Classifying Steam’s Successful Games
Michael Yang, Edward Yang, Sanjae Chin
Topic and Motivation (What Is Steam?)
- Largest digital distribution platform and storefront
- Thousands of games are listed on Steam but only a fraction are successful
- Key player in the video game industry
- Our Research Topic:
- Aim to find important features that classify success
Our Data
Where we got our data from:
SteamDB
Official Steam Site
SteamCharts
Scraped on February 28, 2024
Our key variables:
Genres
Publisher/Developer
Base Price
Success
Number of Positive Reviews
Number of Negative Reviews
Total Number of Reviews
Peak Player Count
Peak Daily Player Count
EDA Visualizations
About 18% (598) of games in our cleaned dataset are considered successful
About 70% (421) of successful games cost less than $20
-
About 21% (128) were free
The average positive/negative review ratio is around 95%

EDA Genres
Most successful games are Indie (64%)
A decent number of games have Action-Adventure aspects (41%)

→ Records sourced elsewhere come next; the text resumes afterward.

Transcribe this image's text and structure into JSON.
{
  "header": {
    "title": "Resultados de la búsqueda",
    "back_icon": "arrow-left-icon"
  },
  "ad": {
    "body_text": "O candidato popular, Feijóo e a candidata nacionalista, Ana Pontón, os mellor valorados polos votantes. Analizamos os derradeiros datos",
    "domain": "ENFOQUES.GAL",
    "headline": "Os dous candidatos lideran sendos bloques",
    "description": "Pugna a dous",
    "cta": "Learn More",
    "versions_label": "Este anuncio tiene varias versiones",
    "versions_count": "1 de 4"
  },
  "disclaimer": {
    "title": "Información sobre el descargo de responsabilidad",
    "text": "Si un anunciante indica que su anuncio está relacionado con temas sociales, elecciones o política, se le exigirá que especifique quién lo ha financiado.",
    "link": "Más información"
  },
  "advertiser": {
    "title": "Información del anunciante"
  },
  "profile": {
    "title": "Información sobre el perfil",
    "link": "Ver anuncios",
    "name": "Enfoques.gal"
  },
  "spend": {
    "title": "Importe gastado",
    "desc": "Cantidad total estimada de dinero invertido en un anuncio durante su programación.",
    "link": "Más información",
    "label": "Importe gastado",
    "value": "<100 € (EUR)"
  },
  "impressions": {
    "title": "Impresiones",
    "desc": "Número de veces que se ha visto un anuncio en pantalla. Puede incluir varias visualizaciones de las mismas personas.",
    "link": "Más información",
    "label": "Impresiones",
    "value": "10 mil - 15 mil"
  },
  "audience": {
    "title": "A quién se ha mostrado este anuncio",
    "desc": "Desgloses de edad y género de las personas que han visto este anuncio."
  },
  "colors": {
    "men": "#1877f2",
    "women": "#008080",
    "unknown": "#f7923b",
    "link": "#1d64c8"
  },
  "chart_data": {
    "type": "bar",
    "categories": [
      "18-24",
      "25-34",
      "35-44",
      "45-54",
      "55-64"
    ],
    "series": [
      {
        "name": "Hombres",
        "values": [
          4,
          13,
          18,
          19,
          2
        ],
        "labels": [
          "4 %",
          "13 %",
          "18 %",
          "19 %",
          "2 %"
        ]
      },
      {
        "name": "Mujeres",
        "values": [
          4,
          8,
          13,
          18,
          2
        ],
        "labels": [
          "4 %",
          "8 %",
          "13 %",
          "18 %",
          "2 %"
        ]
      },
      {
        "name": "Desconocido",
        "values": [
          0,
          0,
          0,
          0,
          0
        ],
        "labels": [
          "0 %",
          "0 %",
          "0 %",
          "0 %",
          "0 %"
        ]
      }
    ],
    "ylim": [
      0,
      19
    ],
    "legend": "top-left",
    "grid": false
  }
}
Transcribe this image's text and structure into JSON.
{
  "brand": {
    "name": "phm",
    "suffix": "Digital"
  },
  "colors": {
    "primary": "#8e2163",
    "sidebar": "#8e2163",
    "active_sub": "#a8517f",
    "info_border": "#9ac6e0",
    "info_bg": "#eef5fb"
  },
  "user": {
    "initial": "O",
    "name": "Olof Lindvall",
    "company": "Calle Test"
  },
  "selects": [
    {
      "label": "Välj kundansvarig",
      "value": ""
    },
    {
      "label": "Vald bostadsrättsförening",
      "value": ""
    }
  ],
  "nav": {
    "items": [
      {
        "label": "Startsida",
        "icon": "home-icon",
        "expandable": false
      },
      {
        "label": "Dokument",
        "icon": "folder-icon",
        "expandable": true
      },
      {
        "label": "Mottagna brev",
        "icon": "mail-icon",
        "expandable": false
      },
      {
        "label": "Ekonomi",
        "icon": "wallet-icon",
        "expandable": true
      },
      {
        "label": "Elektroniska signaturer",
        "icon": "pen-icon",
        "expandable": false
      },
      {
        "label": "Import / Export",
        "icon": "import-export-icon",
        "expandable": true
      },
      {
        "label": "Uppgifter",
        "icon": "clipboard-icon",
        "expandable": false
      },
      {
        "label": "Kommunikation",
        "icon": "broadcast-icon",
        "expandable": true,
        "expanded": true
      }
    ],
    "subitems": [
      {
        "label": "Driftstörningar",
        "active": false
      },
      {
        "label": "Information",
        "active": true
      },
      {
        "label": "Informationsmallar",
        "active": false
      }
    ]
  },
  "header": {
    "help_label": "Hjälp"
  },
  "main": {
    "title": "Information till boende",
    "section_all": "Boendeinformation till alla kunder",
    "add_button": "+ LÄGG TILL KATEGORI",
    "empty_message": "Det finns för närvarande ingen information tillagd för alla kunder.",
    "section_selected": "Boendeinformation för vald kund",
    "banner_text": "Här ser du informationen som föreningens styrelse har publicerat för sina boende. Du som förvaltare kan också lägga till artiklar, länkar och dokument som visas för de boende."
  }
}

Indie Action-Adventure games are more likely to be successful compared to other genres

Methodology
- Logistic Regression
- simplicity, interpretability, linearity
- Support Vector Machine (SVM)
- effectiveness in handling high-dimensional data and complex decision boundaries
- Random Forest
- Ability to handle non-linear relationships
- Gradient Boosting Machine (GBM)
- Iterative improvement of model performance
Results
We then use ROC_AUC score to compare model performance of each model on the test dataset, which provides insights into the performance of each model in classifying success
- ROC_AUC for SVM is 0.88
- ROC_AUC for LR is 0.92
- ROC_AUC for RF is 1.0
- ROC_AUC for GBM is 0.5
Conclusions and Discussion
Currently our model is generally doing “well” to classify success based on our numerical columns(“BASE PRICE”, “ALL TIME PEAK”, “TOTAL REVIEWS”,“NEGATIVE REVIEWS”). However once we added genre columns to our model auc scores were always 1.0
We think this possibly due to two reasons:
Our change in what is success is now too simply
There is some 1-1 mapping of our genre columns to outcome (success)
Going forward we want to find where this could be originating from.
Depending on what we uncover
We may try to change our definition of success
if the origin seems interesting we may analyze it further